BSU: A New Year

Club Sparks Conservation Through “Desks” Project

Luca Johnson and Ezekiel Navarro

In the last two years, the Black Student Union has become an essential part of the CRLS community and has given black students a place to voice their opinions and feelings without fear of what people may think about what they have to say.

Hermella Kebede ’19, member of the BSU, says “I feel more comfortable speaking and actually being myself and being authentic.” She says the BSU is a place where people can “take action” to address the problems they face.

This year, the BSU has already started initiating in a variety of ways. They have made efforts to both educate students and reinforce the school community as welcoming of all people. As always, they are devoted to consistently giving black students a place where their voice is heard. On the first day of this school year, the BSU organized a back to school dance party to usher people into the new school year.

A more ambitious new project the BSU is introducing this year is Desks, a series where students have conversations about social topics and issues that affect students at CRLS, with topics such as “Who Can Say The N Word?” Supreme Court Cases, in light of the Kavanaugh and Dr. Ford hearings, “Why Does Sexual Assault Culture Still Remain in 2018?” Desks “removes the labels of student and teacher,” according to Reham Zeroual ’20. “[Desks] gives us a platform to speak our truths and have them be challenged.”

Last year, there was a lot of controversy surrounding the Black Student Union. This started when a video was released of students sharing stories of times when they experienced macro- and microaggressions from teachers based on their racial or cultural background. This video faced backlash and created a lot of conversation. Arabic Teacher, Ibrahim Dagher felt that the video wasn’t careful enough. Dagher felt that “The teachers should have been afforded due process.”

Others defended the video as an accurate and necessary comment on the daily lives of people of color at the school. Junior Cindya Gao says she supported the video because she has “experienced racism from teachers and nothing is ever done about it.”

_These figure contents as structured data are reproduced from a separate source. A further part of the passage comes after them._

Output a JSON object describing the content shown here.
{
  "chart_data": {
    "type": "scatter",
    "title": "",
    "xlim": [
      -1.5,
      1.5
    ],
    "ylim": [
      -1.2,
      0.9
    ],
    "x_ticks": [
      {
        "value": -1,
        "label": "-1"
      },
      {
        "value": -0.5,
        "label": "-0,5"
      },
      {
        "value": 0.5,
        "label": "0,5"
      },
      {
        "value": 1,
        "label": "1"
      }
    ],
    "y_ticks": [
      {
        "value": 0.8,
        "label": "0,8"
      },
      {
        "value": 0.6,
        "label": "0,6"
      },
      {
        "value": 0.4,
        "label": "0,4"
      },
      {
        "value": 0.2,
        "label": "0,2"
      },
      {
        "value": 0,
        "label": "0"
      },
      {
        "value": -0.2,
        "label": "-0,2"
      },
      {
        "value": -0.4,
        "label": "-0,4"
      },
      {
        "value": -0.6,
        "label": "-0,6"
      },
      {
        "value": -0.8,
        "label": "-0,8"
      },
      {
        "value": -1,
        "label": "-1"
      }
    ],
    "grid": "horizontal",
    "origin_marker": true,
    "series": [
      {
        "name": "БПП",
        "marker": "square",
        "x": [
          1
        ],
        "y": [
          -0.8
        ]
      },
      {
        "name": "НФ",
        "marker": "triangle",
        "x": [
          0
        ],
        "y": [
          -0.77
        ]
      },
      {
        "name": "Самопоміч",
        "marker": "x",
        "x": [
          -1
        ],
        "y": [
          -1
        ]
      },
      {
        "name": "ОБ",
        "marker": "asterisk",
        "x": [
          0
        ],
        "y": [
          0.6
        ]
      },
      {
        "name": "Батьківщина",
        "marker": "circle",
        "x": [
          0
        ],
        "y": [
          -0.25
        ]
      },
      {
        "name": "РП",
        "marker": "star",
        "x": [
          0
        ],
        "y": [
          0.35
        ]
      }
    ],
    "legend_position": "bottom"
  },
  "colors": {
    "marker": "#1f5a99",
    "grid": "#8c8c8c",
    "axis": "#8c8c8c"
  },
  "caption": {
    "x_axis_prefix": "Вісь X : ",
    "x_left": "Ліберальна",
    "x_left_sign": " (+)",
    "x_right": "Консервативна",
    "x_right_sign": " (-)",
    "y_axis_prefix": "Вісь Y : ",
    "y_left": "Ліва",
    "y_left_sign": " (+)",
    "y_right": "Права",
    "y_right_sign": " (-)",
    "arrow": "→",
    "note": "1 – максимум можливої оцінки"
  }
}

Kevin Dua, the faculty advisor of the BSU, stated that after the BSU received “Backlash, criticism, and the feeling of lack of support from the community,” they had to come together at the end of the last school year to make a decision on whether or not the BSU was fulfilling its purpose: “It was agreed upon among the students and myself that it is, in fact, feasible.”

While they persevered, they were still met with resistance earlier this year when a poster for the club was ripped from its place on Mr. Dua’s door. The tearing of the poster was described by Principal Smith via email as a “deliberate act which goes against the core values of CRLS:  Opportunity, Diversity, and Respect. As well as reminding us that macro- and microaggressions still exist within our community.”

When asked about the response within BSU, Mr. Dua exclaimed that the act “came across as a threatening, intimidating sign of disrespect, and, you can even argue, hateful.” He wasn’t surprised, though, expanding on the incidents of last year.

A poster reading “Tear one down, Tear us all down,” was made by a student in response. Dante Fiorillo-Lensch, a junior at CRLS, explained, “Ms. Read gave us the idea to make something for BSU after the incident. … I showed her and she asked me to print a bunch.”

Despite the hostility, the BSU has started the year strong. The BSU represented CRLS at the W.E.B Dubois Medal Ceremony at Harvard honoring Colin Kaepernick. They will also be “participating in a roundtable discussion with the superintendent and school committee on racism; proposing the first ever K-12 district-wide anti-racism curriculum.”

The efforts of the BSU have already drawn positive notice throughout the city and even the region, inspiring other schools to create their own BSU chapters. So far, there is one in a Cambridge middle school, as well as the Arlington and Somerville high schools, both building on the model at CRLS.

Two years later, the BSU is in a position to build on its early success, and to channel the daily frustrations and anger of being black in Cambridge into positive political change. Hermella says, “People assume that I’m angry and, I mean, I am, but I want to be proactive.”

 

This piece also appears in our October 2018 print edition.